Die Leistung von Carsten Claussen und seinem Team bestand zunächst darin, einen Algorithmus zu entwickeln, der in den Daten aus der Genanalyse charakteristische Gene und auch Methylierungen entdecken kann. »Der Algorithmus ist in der Lage, auch bislang unbekannte Felder im Erbgut zu finden, in denen relevante Gene stecken«, sagt Claussen – also vor allem solche Gene, die aufgrund von Methylierungen möglicherweise ausfallen und somit ein Ziel für künftige Therapien sein könnten.

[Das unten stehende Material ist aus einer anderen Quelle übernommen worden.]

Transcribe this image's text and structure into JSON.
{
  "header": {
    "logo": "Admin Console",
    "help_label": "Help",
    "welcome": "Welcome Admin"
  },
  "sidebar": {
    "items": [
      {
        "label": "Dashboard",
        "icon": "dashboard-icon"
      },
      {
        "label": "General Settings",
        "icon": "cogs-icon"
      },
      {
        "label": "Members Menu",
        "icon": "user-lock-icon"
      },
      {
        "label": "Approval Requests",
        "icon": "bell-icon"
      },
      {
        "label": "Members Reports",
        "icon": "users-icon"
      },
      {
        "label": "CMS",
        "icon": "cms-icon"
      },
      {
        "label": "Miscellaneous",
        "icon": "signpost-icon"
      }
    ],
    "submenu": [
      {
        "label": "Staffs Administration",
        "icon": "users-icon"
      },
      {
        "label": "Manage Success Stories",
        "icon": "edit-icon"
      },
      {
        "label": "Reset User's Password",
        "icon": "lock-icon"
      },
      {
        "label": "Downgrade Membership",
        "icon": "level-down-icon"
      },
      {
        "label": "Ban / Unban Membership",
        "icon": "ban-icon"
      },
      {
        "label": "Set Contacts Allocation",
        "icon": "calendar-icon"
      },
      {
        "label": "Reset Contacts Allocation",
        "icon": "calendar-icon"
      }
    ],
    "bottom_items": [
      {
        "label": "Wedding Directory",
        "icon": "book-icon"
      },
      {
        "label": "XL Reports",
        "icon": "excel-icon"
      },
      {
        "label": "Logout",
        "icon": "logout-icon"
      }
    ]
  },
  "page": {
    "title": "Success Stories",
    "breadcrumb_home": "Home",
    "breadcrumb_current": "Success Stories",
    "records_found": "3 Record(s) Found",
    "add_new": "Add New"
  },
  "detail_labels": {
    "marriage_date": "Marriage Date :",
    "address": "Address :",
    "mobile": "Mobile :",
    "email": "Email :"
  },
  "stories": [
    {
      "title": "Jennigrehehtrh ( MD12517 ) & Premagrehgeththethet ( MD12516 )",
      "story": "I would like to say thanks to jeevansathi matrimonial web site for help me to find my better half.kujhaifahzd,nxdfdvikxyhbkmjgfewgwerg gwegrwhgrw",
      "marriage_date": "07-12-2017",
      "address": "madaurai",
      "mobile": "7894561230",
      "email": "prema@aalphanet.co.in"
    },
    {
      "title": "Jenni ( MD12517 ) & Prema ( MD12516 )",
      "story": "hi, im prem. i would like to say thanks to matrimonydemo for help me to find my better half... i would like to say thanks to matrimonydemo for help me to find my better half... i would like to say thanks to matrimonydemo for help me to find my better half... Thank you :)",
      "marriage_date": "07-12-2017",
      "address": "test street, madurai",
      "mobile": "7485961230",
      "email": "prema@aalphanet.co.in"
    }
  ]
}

KI-Software vereint Datenverarbeitung, Analyse und Auswertung

Das Fraunhofer FIT wiederum entwickelt eine Anwendung, die die Datenverarbeitung, die Analyse und Auswertung in einer einzigen Benutzeroberfläche vereint. »Damit wird es möglich, die genetische Information beispielsweise mit der Suche in internationalen Datenbanken und öffentlichen Listen zu verknüpfen – etwa, wenn in den Daten plötzlich ein auffälliges Gen angezeigt wird«, sagt Carina Goretzky vom Fraunhofer FIT. »So kann man schnell nachprüfen, ob das Gen schon bekannt ist, oder ob bereits bestimmte Wirkstoffe existieren, die interessant sein könnten.« Für gewöhnlich müssen die beteiligten und Forscher, Laboranten oder Bioinformatiker bei solchen Arbeiten zwischen verschiedenen Programmen oder Internetanwendungen hin- und herwechseln. Der Demonstrator vereint alle Funktionen in einer grafischen Bildschirmanwendung. Dieser »Wissenschaftler-Arbeitsplatz« wird die Arbeit deutlich erleichtern und beschleunigen.

Während das Partnerunternehmen den Alterungstest als Lifestyle-Produkt auf den Markt bringt, soll die medizinische Anwendung des Demonstrators zunächst noch in Studien getestet werden.